In the absence of the two boys, it becomes pretty clear that a he said/he said situation is in full swing, but things become a little murkier when it transpires that Sarah is also Elisabeth’s sister-in-law. Up to this point there are hints that Elisabeth is a fragile personality (“She’s been through a lot,” notes Jarle, trying to pour oil on troubled water), but soon the family secret is out: Elisabeth’s co-dependent marriage was turbulent and abusive, and came to a tragic end when Sarah’s brother killed himself. Sarah blames Elisabeth for that, and refuses to have any sympathy, suggesting that, being an actor, Elisabeth has a talent for creating drama in her life as well as on the stage.

Will we ever get to the bottom of this?
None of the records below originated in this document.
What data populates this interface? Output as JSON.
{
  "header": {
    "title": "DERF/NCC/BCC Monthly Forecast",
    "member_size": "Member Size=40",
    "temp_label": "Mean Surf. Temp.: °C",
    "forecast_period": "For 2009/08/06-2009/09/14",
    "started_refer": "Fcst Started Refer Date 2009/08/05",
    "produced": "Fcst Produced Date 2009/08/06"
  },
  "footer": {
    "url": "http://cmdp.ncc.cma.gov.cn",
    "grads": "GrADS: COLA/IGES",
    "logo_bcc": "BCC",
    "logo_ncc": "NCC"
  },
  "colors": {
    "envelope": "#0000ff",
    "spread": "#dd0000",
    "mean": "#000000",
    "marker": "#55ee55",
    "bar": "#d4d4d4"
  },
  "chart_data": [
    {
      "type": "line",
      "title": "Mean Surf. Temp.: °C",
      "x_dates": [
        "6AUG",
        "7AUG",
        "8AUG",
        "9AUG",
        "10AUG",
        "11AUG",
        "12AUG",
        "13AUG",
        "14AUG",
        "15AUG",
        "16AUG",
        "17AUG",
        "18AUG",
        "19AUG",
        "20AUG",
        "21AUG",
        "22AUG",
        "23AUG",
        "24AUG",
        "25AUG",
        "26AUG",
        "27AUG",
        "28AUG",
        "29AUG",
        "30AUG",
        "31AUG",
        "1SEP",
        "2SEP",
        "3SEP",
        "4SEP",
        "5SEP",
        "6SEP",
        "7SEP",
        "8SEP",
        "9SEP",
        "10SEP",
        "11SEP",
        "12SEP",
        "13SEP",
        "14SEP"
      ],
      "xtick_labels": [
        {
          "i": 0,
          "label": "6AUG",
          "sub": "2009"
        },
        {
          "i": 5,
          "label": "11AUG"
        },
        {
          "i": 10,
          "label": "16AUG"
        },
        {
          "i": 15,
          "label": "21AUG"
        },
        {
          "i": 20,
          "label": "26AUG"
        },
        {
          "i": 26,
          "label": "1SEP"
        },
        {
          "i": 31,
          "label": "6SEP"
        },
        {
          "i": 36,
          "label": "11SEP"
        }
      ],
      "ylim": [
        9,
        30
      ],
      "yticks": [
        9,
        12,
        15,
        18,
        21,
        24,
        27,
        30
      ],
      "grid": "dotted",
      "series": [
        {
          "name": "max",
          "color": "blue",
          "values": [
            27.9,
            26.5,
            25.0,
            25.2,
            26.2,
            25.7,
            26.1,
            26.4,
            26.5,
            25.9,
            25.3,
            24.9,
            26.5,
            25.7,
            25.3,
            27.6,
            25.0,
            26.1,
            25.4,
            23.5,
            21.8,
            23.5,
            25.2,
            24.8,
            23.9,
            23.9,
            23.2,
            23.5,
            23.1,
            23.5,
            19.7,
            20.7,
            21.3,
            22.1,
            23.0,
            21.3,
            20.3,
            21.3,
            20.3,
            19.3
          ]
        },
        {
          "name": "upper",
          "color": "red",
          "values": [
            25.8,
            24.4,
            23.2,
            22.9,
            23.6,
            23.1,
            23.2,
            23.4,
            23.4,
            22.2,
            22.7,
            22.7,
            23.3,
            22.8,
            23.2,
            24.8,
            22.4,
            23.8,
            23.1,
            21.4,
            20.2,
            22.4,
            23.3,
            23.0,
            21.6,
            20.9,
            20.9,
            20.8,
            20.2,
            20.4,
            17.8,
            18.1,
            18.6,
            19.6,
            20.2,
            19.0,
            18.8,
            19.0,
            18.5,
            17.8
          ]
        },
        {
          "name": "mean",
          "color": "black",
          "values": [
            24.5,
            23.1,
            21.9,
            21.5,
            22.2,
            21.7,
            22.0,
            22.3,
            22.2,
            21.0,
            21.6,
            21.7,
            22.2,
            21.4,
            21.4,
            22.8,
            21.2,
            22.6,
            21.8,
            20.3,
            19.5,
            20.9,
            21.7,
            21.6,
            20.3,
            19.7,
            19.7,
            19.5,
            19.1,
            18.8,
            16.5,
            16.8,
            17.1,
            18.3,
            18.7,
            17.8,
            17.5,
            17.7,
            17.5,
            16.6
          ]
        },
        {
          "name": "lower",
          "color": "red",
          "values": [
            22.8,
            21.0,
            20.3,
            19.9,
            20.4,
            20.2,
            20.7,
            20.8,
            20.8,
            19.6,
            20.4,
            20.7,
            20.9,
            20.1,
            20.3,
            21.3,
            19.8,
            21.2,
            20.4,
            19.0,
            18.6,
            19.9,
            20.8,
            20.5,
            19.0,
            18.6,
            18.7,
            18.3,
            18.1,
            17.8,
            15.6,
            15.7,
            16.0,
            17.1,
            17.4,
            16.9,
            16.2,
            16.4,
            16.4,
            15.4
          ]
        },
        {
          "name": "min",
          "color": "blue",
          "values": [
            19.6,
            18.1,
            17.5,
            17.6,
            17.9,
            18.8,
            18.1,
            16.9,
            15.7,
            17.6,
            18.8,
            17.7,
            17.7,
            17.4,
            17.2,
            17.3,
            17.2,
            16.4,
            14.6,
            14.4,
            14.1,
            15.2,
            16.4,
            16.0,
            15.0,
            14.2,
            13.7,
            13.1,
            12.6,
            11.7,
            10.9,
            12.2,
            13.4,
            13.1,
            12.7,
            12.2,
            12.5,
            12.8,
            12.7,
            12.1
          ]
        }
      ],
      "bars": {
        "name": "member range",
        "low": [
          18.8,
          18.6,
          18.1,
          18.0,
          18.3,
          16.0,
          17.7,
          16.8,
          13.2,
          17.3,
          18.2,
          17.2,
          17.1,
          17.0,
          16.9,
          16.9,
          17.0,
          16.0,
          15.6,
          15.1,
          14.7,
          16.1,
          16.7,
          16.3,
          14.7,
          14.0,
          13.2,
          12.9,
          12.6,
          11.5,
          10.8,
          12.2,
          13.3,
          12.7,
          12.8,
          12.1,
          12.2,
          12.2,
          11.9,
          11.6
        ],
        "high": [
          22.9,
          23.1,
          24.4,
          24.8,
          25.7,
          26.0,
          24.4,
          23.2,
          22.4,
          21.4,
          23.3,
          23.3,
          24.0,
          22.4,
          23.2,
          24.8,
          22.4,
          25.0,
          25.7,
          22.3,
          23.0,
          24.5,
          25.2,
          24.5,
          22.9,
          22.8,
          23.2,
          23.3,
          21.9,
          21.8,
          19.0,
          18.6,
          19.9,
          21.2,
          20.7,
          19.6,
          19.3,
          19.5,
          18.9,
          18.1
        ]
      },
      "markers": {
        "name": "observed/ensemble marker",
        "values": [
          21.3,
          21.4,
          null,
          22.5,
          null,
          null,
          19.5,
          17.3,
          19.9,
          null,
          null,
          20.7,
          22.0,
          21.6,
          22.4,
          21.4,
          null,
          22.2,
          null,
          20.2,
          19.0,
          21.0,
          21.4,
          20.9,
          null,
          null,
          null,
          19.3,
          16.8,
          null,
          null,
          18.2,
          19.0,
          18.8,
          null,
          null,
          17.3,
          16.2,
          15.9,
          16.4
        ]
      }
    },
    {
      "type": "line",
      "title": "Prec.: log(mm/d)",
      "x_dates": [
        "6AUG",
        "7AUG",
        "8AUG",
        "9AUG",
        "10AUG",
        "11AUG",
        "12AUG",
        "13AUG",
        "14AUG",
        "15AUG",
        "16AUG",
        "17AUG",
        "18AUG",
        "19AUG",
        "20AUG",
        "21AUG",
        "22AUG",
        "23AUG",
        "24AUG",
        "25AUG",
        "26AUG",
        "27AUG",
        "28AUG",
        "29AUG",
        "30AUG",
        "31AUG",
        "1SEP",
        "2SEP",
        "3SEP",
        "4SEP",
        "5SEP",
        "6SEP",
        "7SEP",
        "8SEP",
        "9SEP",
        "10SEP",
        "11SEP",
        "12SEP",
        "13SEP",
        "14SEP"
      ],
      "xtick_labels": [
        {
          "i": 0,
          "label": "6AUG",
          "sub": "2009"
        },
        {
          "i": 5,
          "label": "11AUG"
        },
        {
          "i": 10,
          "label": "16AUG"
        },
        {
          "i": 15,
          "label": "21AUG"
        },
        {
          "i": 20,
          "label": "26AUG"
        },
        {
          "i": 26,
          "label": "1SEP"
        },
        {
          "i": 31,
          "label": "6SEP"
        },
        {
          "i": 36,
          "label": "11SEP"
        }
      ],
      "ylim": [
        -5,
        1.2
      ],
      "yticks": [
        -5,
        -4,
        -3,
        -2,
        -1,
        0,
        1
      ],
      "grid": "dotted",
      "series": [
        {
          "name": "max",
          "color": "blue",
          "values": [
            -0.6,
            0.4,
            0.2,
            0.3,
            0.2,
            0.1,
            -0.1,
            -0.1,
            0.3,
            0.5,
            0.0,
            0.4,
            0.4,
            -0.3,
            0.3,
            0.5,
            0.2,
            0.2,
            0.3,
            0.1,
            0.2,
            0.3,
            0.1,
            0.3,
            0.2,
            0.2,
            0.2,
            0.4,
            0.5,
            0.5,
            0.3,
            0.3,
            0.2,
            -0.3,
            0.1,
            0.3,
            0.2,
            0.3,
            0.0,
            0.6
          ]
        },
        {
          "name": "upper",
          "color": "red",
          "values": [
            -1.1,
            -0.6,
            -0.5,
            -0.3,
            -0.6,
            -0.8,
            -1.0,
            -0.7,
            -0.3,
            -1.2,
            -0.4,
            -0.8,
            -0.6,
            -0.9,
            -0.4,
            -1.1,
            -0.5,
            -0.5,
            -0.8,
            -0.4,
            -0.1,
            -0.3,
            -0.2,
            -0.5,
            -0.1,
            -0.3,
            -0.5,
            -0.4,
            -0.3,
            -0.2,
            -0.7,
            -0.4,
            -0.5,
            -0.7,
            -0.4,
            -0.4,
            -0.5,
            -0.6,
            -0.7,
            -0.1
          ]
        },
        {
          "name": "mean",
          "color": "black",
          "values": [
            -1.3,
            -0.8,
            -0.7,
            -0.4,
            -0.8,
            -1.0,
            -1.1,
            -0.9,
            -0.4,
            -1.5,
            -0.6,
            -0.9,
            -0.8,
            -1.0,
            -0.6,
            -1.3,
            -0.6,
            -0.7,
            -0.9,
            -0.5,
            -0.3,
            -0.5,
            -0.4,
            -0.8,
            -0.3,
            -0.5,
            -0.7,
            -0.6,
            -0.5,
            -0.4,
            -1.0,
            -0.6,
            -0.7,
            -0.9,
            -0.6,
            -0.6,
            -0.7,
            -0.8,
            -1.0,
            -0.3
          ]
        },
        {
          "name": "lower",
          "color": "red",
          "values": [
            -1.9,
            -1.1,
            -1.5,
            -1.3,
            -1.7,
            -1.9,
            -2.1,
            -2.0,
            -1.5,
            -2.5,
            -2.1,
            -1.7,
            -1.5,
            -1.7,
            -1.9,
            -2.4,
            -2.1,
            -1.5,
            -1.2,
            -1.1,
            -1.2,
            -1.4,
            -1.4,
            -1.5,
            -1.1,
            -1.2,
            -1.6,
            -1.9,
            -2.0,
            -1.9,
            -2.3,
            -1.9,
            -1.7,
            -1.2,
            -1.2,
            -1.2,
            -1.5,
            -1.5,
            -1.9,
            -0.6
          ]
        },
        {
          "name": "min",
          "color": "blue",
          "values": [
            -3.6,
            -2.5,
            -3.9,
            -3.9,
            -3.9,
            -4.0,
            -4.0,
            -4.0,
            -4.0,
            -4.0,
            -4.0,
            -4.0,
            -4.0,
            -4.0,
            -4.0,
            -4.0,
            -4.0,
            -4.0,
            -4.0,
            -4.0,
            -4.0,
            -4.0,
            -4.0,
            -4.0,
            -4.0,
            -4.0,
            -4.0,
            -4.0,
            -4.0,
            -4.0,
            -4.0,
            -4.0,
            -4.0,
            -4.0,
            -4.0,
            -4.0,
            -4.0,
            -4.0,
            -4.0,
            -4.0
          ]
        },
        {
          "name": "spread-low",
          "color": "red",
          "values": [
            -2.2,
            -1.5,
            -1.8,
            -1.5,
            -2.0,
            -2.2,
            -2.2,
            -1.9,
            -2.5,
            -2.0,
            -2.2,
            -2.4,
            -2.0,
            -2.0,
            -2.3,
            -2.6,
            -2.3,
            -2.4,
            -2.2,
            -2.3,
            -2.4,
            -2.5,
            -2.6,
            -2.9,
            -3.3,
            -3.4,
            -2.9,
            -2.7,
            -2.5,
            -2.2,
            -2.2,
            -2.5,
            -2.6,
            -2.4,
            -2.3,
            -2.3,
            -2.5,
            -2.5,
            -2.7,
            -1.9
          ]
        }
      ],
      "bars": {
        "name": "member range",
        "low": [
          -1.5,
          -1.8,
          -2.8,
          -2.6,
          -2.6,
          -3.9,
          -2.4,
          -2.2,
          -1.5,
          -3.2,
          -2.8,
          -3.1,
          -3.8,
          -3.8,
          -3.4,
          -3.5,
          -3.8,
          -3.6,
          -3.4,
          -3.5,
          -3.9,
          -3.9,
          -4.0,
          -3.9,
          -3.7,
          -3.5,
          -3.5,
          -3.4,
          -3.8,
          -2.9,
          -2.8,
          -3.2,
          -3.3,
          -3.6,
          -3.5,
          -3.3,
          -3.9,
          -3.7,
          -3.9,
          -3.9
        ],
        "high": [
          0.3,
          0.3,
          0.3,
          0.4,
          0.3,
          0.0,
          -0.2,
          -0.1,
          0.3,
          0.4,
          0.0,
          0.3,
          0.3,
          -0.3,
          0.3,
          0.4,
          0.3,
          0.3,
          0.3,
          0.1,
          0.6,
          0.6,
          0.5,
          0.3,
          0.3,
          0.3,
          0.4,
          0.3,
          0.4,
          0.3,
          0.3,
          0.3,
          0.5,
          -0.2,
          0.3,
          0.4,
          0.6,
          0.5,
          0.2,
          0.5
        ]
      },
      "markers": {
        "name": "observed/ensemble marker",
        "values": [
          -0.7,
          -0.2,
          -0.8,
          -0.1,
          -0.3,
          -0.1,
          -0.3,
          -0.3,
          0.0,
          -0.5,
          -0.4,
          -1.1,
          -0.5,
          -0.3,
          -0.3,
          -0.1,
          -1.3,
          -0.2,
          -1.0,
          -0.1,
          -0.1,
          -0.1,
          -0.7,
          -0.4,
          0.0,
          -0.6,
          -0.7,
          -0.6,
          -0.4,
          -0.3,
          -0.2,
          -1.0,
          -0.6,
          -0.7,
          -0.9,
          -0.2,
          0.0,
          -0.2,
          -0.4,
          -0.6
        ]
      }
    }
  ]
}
Yes and no. Clocking in at just under two hours, Armand juggles more ideas than it can finally get to grips with, which doesn’t prove to be terribly satisfying in the long run. Its obvious antecedents include the likes of Roman Polanski’s Carnage or, more recently, İlker Çatak’s The Teacher’s Loungeboth films that exquisitely deal with truth and ambiguity. But when the ghost of Elisabeth’s husband enters the mix, Armand becomes something else, subtly shifting the focus from Elisabeth to Sarah, who, in her own special way, is another piece of work and just as difficult.

In that respect, Tøndel has created a sprawling film to absorb rather than follow studiously, and the opening section is especially evocative in that respect: the school is alive, its halls echoing with footsteps, and the smell of chalk dust hanging heavy in the air. Likewise, Reinsve shines as a striking anti-heroine, playing a brittle, broken woman with a marshmallow interior. But, by the end, Armand has spread out in so many directions that the ending leaves us hanging, not because it withholds the satisfaction of a tidy ending but because it raises enough questions about Elisabeth and Sarah to fill a whole other movie.